Finalmente deixando de lado sua pseudo origem industrial e comercial, o cinema deixou de ser produto e passou a ser priorizado como arte.

4. Forrest Gump é mato, eu prefiro contar uma história real.

A gente demorou demais pra entender que o cinema nunca precisou das estruturas impostas pelo capitalismo. Grande prédios, grandes equipamentos, cêenepêjôtas e os caralho a quatro. A gente tem que aprender com os pré-vestibulares que acontecem em lajes. O cinema só precisa chegar na laje e sair da salinha com portas automáticas que travam quando é a vez do pobre entrar.

Eu, por exemplo, como um cineasta de sessão coruja e cinéfilo que alugava filme na sexta-feira pra entregar na segunda, fui me entender como cineasta e fazer um filme já próximo dos meus 20 anos.

Hoje, durante alguns trabalhos como arte-educador no eixo cinematográfico, percebo como a educação falhou, como o cinema não chegou por um detalhe. Nem precisava de tanto esforço, era só ter esbarrado, mas nem isso aconteceu.

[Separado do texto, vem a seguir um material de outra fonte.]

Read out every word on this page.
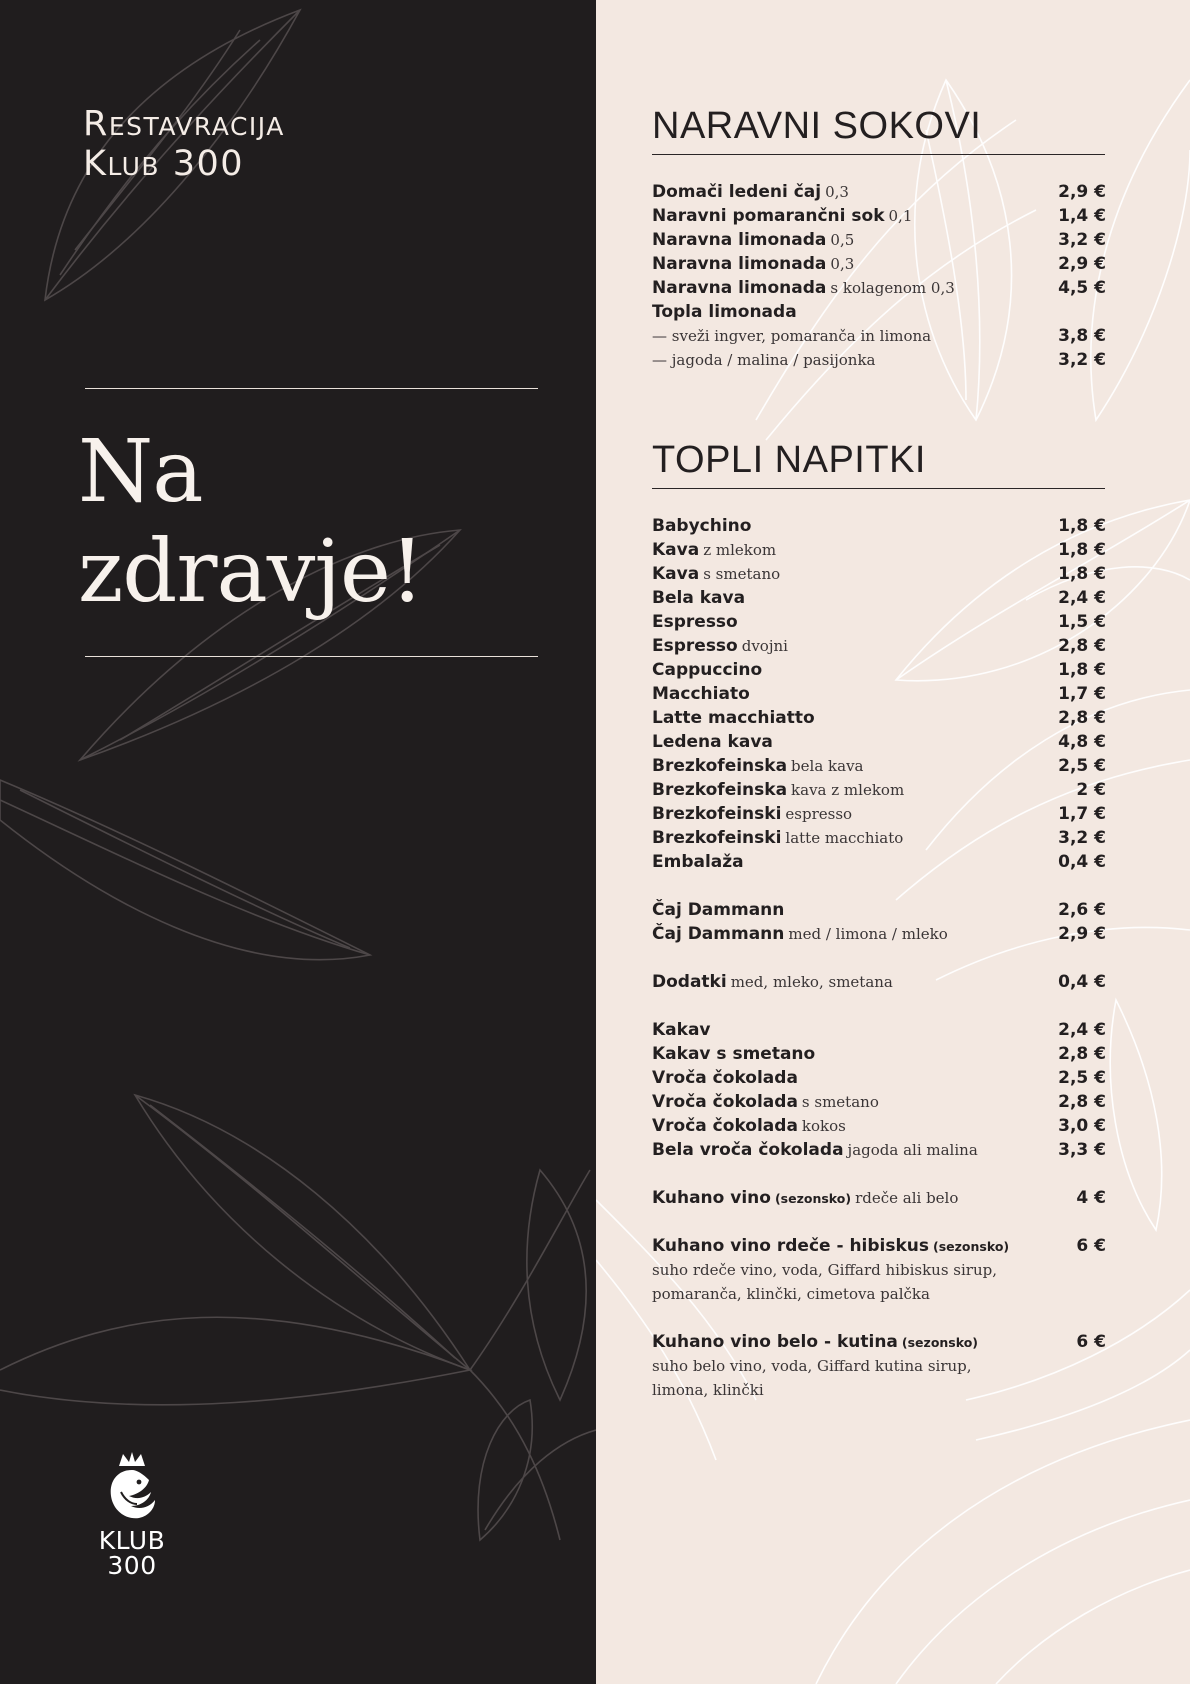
Restavracija
Klub 300
Na
zdravje!
KLUB
300
NARAVNI SOKOVI
Domači ledeni čaj 0,3	2,9 €
Naravni pomarančni sok 0,1	1,4 €
Naravna limonada 0,5	3,2 €
Naravna limonada 0,3	2,9 €
Naravna limonada s kolagenom 0,3	4,5 €
Topla limonada
— sveži ingver, pomaranča in limona	3,8 €
— jagoda / malina / pasijonka	3,2 €
TOPLI NAPITKI
Babychino	1,8 €
Kava z mlekom	1,8 €
Kava s smetano	1,8 €
Bela kava	2,4 €
Espresso	1,5 €
Espresso dvojni	2,8 €
Cappuccino	1,8 €
Macchiato	1,7 €
Latte macchiatto	2,8 €
Ledena kava	4,8 €
Brezkofeinska bela kava	2,5 €
Brezkofeinska kava z mlekom	2 €
Brezkofeinski espresso	1,7 €
Brezkofeinski latte macchiato	3,2 €
Embalaža	0,4 €
Čaj Dammann	2,6 €
Čaj Dammann med / limona / mleko	2,9 €
Dodatki med, mleko, smetana	0,4 €
Kakav	2,4 €
Kakav s smetano	2,8 €
Vroča čokolada	2,5 €
Vroča čokolada s smetano	2,8 €
Vroča čokolada kokos	3,0 €
Bela vroča čokolada jagoda ali malina	3,3 €
Kuhano vino (sezonsko) rdeče ali belo	4 €
Kuhano vino rdeče - hibiskus (sezonsko)	6 €
suho rdeče vino, voda, Giffard hibiskus sirup,
pomaranča, klinčki, cimetova palčka
Kuhano vino belo - kutina (sezonsko)	6 €
suho belo vino, voda, Giffard kutina sirup,
limona, klinčki
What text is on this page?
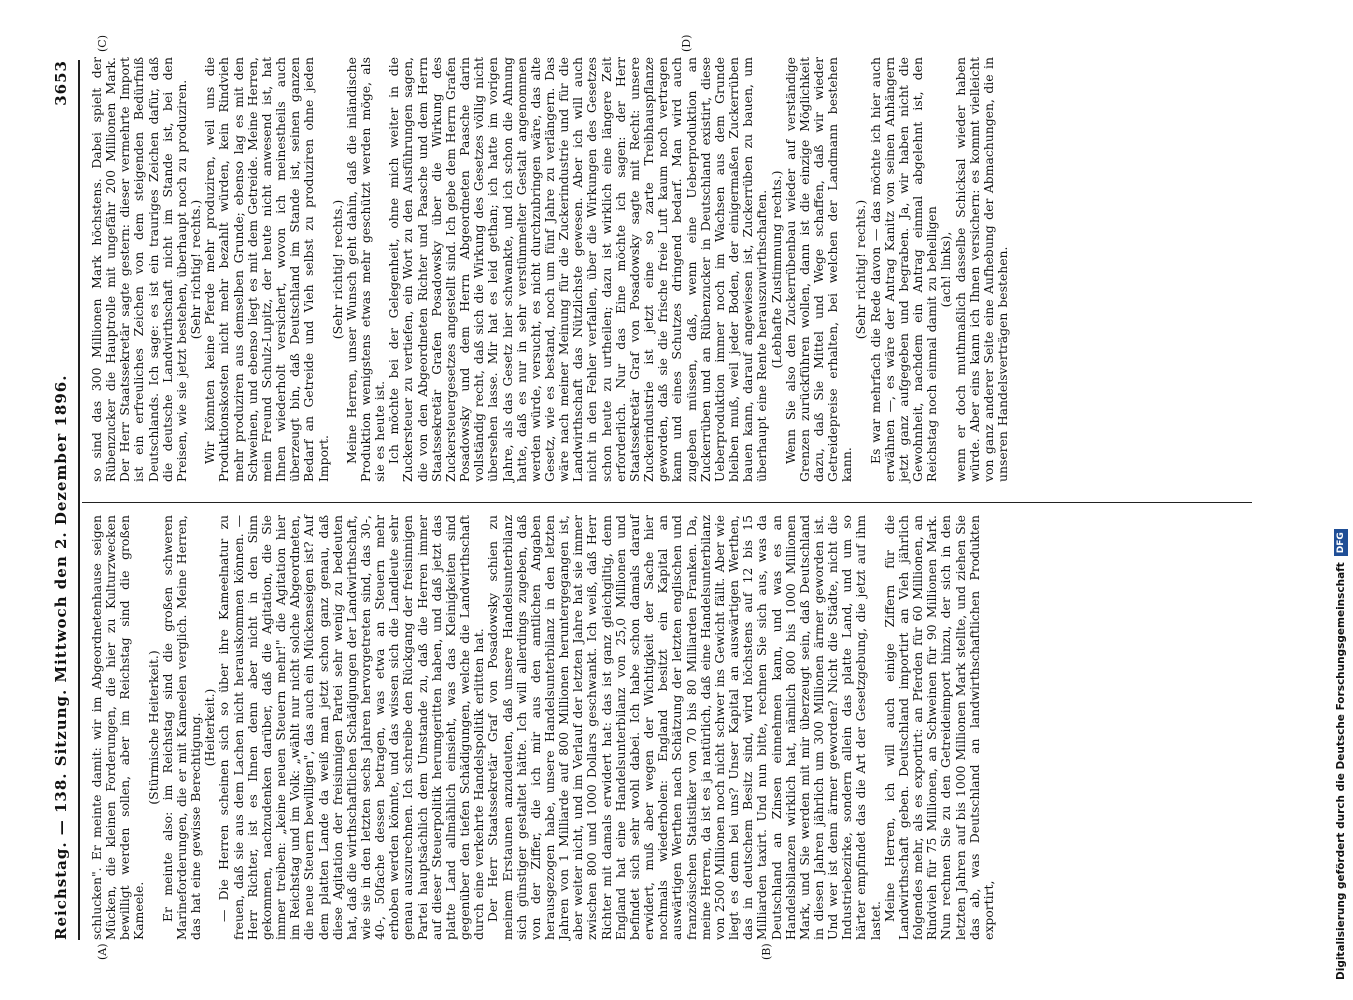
Reichstag. — 138. Sitzung. Mittwoch den 2. Dezember 1896.
3653
(A)	(B)
(C)	(D)

schlucken". Er meinte damit: wir im Abgeordnetenhause seigen Mücken, die kleinen Forderungen, die hier zu Kulturzwecken bewilligt werden sollen, aber im Reichstag sind die großen Kameele.

(Stürmische Heiterkeit.) Er meinte also: im Reichstag sind die großen schweren Marineforderungen, die er mit Kameelen verglich. Meine Herren, das hat eine gewisse Berechtigung. (Heiterkeit.) — Die Herren scheinen sich so über ihre Kameelnatur zu freuen, daß sie aus dem Lachen nicht herauskommen können. — Herr Richter, ist es Ihnen denn aber nicht in den Sinn gekommen, nachzudenken darüber, daß die Agitation, die Sie immer treiben: „keine neuen Steuern mehr!" die Agitation hier im Reichstag und im Volk: „wählt nur nicht solche Abgeordneten, die neue Steuern bewilligen", das auch ein Mückenseigen ist? Auf dem platten Lande da weiß man jetzt schon ganz genau, daß diese Agitation der freisinnigen Partei sehr wenig zu bedeuten hat, daß die wirthschaftlichen Schädigungen der Landwirthschaft, wie sie in den letzten sechs Jahren hervorgetreten sind, das 30-, 40-, 50fache dessen betragen, was etwa an Steuern mehr erhoben werden könnte, und das wissen sich die Landleute sehr genau auszurechnen. Ich schreibe den Rückgang der freisinnigen Partei hauptsächlich dem Umstande zu, daß die Herren immer auf dieser Steuerpolitik herumgeritten haben, und daß jetzt das platte Land allmählich einsieht, was das Kleinigkeiten sind gegenüber den tiefen Schädigungen, welche die Landwirthschaft durch eine verkehrte Handelspolitik erlitten hat. Der Herr Staatssekretär Graf von Posadowsky schien zu meinem Erstaunen anzudeuten, daß unsere Handelsunterbilanz sich günstiger gestaltet hätte. Ich will allerdings zugeben, daß von der Ziffer, die ich mir aus den amtlichen Angaben herausgezogen habe, unsere Handelsunterbilanz in den letzten Jahren von 1 Milliarde auf 800 Millionen heruntergegangen ist, aber weiter nicht, und im Verlauf der letzten Jahre hat sie immer zwischen 800 und 1000 Dollars geschwankt. Ich weiß, daß Herr Richter mit damals erwidert hat: das ist ganz gleichgiltig, denn England hat eine Handelsunterbilanz von 25,0 Millionen und befindet sich sehr wohl dabei. Ich habe schon damals darauf erwidert, muß aber wegen der Wichtigkeit der Sache hier nochmals wiederholen: England besitzt ein Kapital an auswärtigen Werthen nach Schätzung der letzten englischen und französischen Statistiker von 70 bis 80 Milliarden Franken. Da, meine Herren, da ist es ja natürlich, daß eine Handelsunterbilanz von 2500 Millionen noch nicht schwer ins Gewicht fällt. Aber wie liegt es denn bei uns? Unser Kapital an auswärtigen Werthen, das in deutschem Besitz sind, wird höchstens auf 12 bis 15 Milliarden taxirt. Und nun bitte, rechnen Sie sich aus, was da Deutschland an Zinsen einnehmen kann, und was es an Handelsbilanzen wirklich hat, nämlich 800 bis 1000 Millionen Mark, und Sie werden mit mir überzeugt sein, daß Deutschland in diesen Jahren jährlich um 300 Millionen ärmer geworden ist. Und wer ist denn ärmer geworden? Nicht die Städte, nicht die Industriebezirke, sondern allein das platte Land, und um so härter empfindet das die Art der Gesetzgebung, die jetzt auf ihm lastet. Meine Herren, ich will auch einige Ziffern für die Landwirthschaft geben. Deutschland importirt an Vieh jährlich folgendes mehr, als es exportirt: an Pferden für 60 Millionen, an Rindvieh für 75 Millionen, an Schweinen für 90 Millionen Mark. Nun rechnen Sie zu den Getreideimport hinzu, der sich in den letzten Jahren auf bis 1000 Millionen Mark stellte, und ziehen Sie das ab, was Deutschland an landwirthschaftlichen Produkten exportirt,

so sind das 300 Millionen Mark höchstens. Dabei spielt der Rübenzucker die Hauptrolle mit ungefähr 200 Millionen Mark. Der Herr Staatssekretär sagte gestern: dieser vermehrte Import ist ein erfreuliches Zeichen von dem steigenden Bedürfniß Deutschlands. Ich sage: es ist ein trauriges Zeichen dafür, daß die deutsche Landwirthschaft nicht im Stande ist, bei den Preisen, wie sie jetzt bestehen, überhaupt noch zu produziren. (Sehr richtig! rechts.) Wir könnten keine Pferde mehr produziren, weil uns die Produktionskosten nicht mehr bezahlt würden, kein Rindvieh mehr produziren aus demselben Grunde; ebenso lag es mit den Schweinen, und ebenso liegt es mit dem Getreide. Meine Herren, mein Freund Schulz-Lupitz, der heute nicht anwesend ist, hat Ihnen wiederholt versichert, wovon ich meinestheils auch überzeugt bin, daß Deutschland im Stande ist, seinen ganzen Bedarf an Getreide und Vieh selbst zu produziren ohne jeden Import.

(Sehr richtig! rechts.) Meine Herren, unser Wunsch geht dahin, daß die inländische Produktion wenigstens etwas mehr geschützt werden möge, als sie es heute ist. Ich möchte bei der Gelegenheit, ohne mich weiter in die Zuckersteuer zu vertiefen, ein Wort zu den Ausführungen sagen, die von den Abgeordneten Richter und Paasche und dem Herrn Staatssekretär Grafen Posadowsky über die Wirkung des Zuckersteuergesetzes angestellt sind. Ich gebe dem Herrn Grafen Posadowsky und dem Herrn Abgeordneten Paasche darin vollständig recht, daß sich die Wirkung des Gesetzes völlig nicht übersehen lasse. Mir hat es leid gethan; ich hatte im vorigen Jahre, als das Gesetz hier schwankte, und ich schon die Ahnung hatte, daß es nur in sehr verstümmelter Gestalt angenommen werden würde, versucht, es nicht durchzubringen wäre, das alte Gesetz, wie es bestand, noch um fünf Jahre zu verlängern. Das wäre nach meiner Meinung für die Zuckerindustrie und für die Landwirthschaft das Nützlichste gewesen. Aber ich will auch nicht in den Fehler verfallen, über die Wirkungen des Gesetzes schon heute zu urtheilen; dazu ist wirklich eine längere Zeit erforderlich. Nur das Eine möchte ich sagen: der Herr Staatssekretär Graf von Posadowsky sagte mit Recht: unsere Zuckerindustrie ist jetzt eine so zarte Treibhauspflanze geworden, daß sie die frische freie Luft kaum noch vertragen kann und eines Schutzes dringend bedarf. Man wird auch zugeben müssen, daß, wenn eine Ueberproduktion an Zuckerrüben und an Rübenzucker in Deutschland existirt, diese Ueberproduktion immer noch im Wachsen aus dem Grunde bleiben muß, weil jeder Boden, der einigermaßen Zuckerrüben bauen kann, darauf angewiesen ist, Zuckerrüben zu bauen, um überhaupt eine Rente herauszuwirthschaften. (Lebhafte Zustimmung rechts.) Wenn Sie also den Zuckerrübenbau wieder auf verständige Grenzen zurückführen wollen, dann ist die einzige Möglichkeit dazu, daß Sie Mittel und Wege schaffen, daß wir wieder Getreidepreise erhalten, bei welchen der Landmann bestehen kann.

(Sehr richtig! rechts.) Es war mehrfach die Rede davon — das möchte ich hier auch erwähnen —, es wäre der Antrag Kanitz von seinen Anhängern jetzt ganz aufgegeben und begraben. Ja, wir haben nicht die Gewohnheit, nachdem ein Antrag einmal abgelehnt ist, den Reichstag noch einmal damit zu behelligen (ach! links), wenn er doch muthmaßlich dasselbe Schicksal wieder haben würde. Aber eins kann ich Ihnen versichern: es kommt vielleicht von ganz anderer Seite eine Aufhebung der Abmachungen, die in unseren Handelsverträgen bestehen.

Digitalisierung gefördert durch die Deutsche ForschungsgemeinschaftDFG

Imagina só eu chegando nesses cursos dos ”sescs” da vida, nesses cursos super quadrados com equipamentos caros para um caralho, completamente iniciante tendo que ouvir sobre filmagens em 4k e contra-plongée? Coé, isso não é pra mim. Olha aquela câmera, custa mais que um carro, mano. Sai fora.  Em contrapartida, o primeiro curso periférico que eu fiz foi com professores que não eram professores, com pessoas que faziam sem os equipamentos ditos necessários, sem os recursos ditos necessários, me dizendo que para fazer bastava-se um recurso: A ideia.

Eu, tolinho, ingênuo, principiante da vida pensei: ”É uma cilada essa porra”. E não era. O cinema depois dessa experiência se mostrou uma das artes mais acessíveis dos dias atuais, por mais incrível que possa parecer ler isso em voz alta enquanto escrevo. Mas repito. O cinema é uma das paradas mais acessíveis atualmente. Basta saber diferenciar o cinema arte. Do cinema como indústria. Ou melhor, separe o cinema da indústria, pronto. Sem estranhamento. São coisas totalmente diferentes. Agora sabendo disso, pegue seu telefone, e olhe pra ele como um potencial equipamento para fazer um filme. Terceiro passo, vá filmar. Sem compromisso, só vá filmar! ”Ah, mas eu não tenho um celular”, ok, mas você conhece alguém que tem. E o cinema é coletivo.

Sentiu?

Pois é, foi esse o baque que eu tive quando vi um filme feito com celular exibido numa tela de cinema. Como se fosse ontem, eu pensei: 

É isso que eu quero fazer.

Penso, logo sou. Sou cineasta.

5. Eu vou mandar um salve pra comunidade do outro lado dos muros. As grades nunca vão prender nosso pensamento.

É sobre isso mesmo, mano.

Vamos acabar com todos os padrões cinematográficos impostos. Desde a metodologia ao professor, desde o tipo de cabelo do personagem ao embranquecimento dos dentes. Vamos filmar o dito feio e usar a metodologia chula, vamos quebrar as pernas da linguagem padrão e deixá-la agonizando nas filas de nossas UTIs. Vamos abraçar o desconhecido e fazer disso um descobrimento do revolucionário pós-moderno e chamá-lo de ”Cinema lindo”. Um cinema à moda bangú, um cinema quente, de calor humano, de suor salgado e contato físico à la sarração em baile lotado pré-pandemia. Um cinema vivo e cativante que vai transformar o dito como elite em povão.

Um dia estaremos sentados em um bar e alguém vai dizer que faz cinema.

E vai ser como quem diz que joga futebol ou trabalha com telemarketing. A coisa mais corriqueira vai ser fazer cinema.

Eis a lenda que esse dia já aconteceu. Outros dizem que foi ontem.